Paulo GuarnieriAtivista político e morador do Centro Histórico
Selvageria Urbana foi para mim, antes de mais nada uma esperança. Uma edição pirata, feita sem os necessários registros, mas foi o possível no momento. Nasceu como fruto da minha necessidade de captar os recursos necessários para realizar o complemento da minha contribuição previdenciária.
Desde tenra idade tive atuação intensa no movimento social. Meus primeiros passos foram no Grêmio Estudantil Rosariense, no início da década de setenta. Participei num intenso movimento contra a implantação da reforma do ensino e acredito que por consequência, acabei sendo expulso da escola.
Logo precisei começar a trabalhar. Ao longo da minha vida, fui empregado pela iniciativa privada durante onze anos. A militância política, no entanto, foi algo que nunca abandonei. Alijado do estudo formal passei a estudar apenas aquilo que me interessava. A ciência Política, confesso, sempre me fascinou.
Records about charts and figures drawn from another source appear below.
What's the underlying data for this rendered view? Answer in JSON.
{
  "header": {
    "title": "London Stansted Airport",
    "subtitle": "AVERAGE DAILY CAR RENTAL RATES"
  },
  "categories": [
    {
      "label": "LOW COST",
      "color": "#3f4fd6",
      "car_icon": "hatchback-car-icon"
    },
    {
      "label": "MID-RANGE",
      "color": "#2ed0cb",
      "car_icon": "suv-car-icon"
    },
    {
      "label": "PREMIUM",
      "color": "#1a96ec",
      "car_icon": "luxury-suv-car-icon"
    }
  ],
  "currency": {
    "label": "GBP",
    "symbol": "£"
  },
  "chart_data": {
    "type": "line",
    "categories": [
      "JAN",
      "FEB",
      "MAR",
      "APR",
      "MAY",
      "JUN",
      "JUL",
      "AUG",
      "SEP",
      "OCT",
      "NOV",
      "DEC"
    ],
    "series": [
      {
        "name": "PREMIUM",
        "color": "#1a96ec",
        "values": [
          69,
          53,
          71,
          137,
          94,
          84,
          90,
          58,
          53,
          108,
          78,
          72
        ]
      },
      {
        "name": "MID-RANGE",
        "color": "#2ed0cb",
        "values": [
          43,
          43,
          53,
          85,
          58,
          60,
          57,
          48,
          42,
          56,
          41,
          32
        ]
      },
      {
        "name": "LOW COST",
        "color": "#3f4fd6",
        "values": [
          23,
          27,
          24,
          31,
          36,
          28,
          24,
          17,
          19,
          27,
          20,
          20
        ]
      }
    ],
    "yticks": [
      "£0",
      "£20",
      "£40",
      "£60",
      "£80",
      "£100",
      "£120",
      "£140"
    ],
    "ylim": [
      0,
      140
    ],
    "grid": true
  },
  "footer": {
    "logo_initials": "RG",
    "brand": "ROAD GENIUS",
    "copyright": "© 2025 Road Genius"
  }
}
Em 1987 participei da fundação e fui o primeiro presidente da Associação de Moradores do Centro de Porto Alegre. Em 1988, concorri à presidência da União das Associações de Moradores de Porto Alegre – UAMPA.
Eu trabalhava, então, numa indústria de madeira compensada. Era um auxiliar de compras, chefiado por um vendedor, que não sabia comprar. Quem executava as compras mais complicadas era eu. Enquanto saia, meu chefe organizava um dossiê com os documentos que pegava na minha pasta. Eu sempre a deixava na empresa. Quando conseguiu obter uma carta, escrita a punho pelo Velho Prestes, em pleno regime de liberdade democrática, apresentou à direção, e por consequência fui demitido por razões políticas.
Um mês depois fui eleito presidente da UAMPA. Passados pouco menos de dois anos, também fui eleito Vice-presidente da FRACAB – Federação Riograndense das Associações Comunitárias e escolhido para Coordenar o Fórum de Entidades da Câmara Constituinte Municipal, que adequou a Lei Orgânica do Município à Constituição Cidadã de 1988.
Estes três anos, que descrevi em três parágrafos, foram intensos. O ingresso no mundo da política foi de ida sem volta. Após cinco anos de desemprego, conforme foi prometido pelo diretor da empresa que me demitiu, caso não largasse a politica, eu, que jamais tinha ficado mais de dois meses sem trabalhar, frente as várias tentativas que esbarravam sempre na entrevista, tive que me direcionar para o serviço público.
Nunca fiz concurso, sempre fui Cargo Comissionado (CC), sem estabilidade, mas com maior liberdade de ação. Sempre fui queixo duro em relação a minhas convicções. No Movimento Popular, à frente das entidades, com um pé no barro das vilas e outro nos carpetes do poder, fiz a releitura de tudo que já havia lido, com base na realidade crua que enfrentava no dia a dia.
A luta árdua por direitos e garantias individuais, dos quais a lei é pródiga, mas que possuem uma aplicabilidade diretamente proporcional às posses do demandante: quanto mais se tem, mais direito se possui. As pequenas coquistas aqui e ali, às custas de muito trabalho de organização e incidências memoráveis nos espaços públicos, buscando sempre o que a lei afirma: cansa, esgota, exige uma válvula de escape.
A minha militância política, por isso, sempre foi acompanhada por um Hobby: a poesia. Assim falava dos lugares e das lutas. Não sei se para afirmá-las ou para registrá-las, mas sempre as mantive comigo.
Há pouco, em 2018 e 2020, pela primeira vez, meus candidatos à Assembleia Legislativa e à Câmara Municipal não se elegeram. Fiquei desempregado. Com 65 anos de idade e pouco mais de trinta anos de contribuição previdenciária, lembrei das minhas poesias.
Com o apoio da ONG Guerreiros dos Girassóis, consegui organizá-las e editar o livro. A minha esperança era conseguir complementar a contribuição previdenciária para receber a aposentadoria integral. Ao longo de 50 dias, vendi 88 livros, ao preço médio de R$26,00, o que já me permitiria realizar a contribuição esperada ao INSS.
Quando comecei a tratar da abertura de uma MEI, a minha esposa sofreu um AVC e tive que abandonar o projeto. Pedi aposentadoria proporcional e passei a me dedicar integralmente aos seus cuidados, o que no início, foi muito difícil.
O livro ficou guardado. Comecei a distribuí-lo em algumas escolas públicas e ao doar dois exemplares à Biblioteca no Carrinho da Vila dos Papeleiros, ele voltou a aparecer nas redes sociais.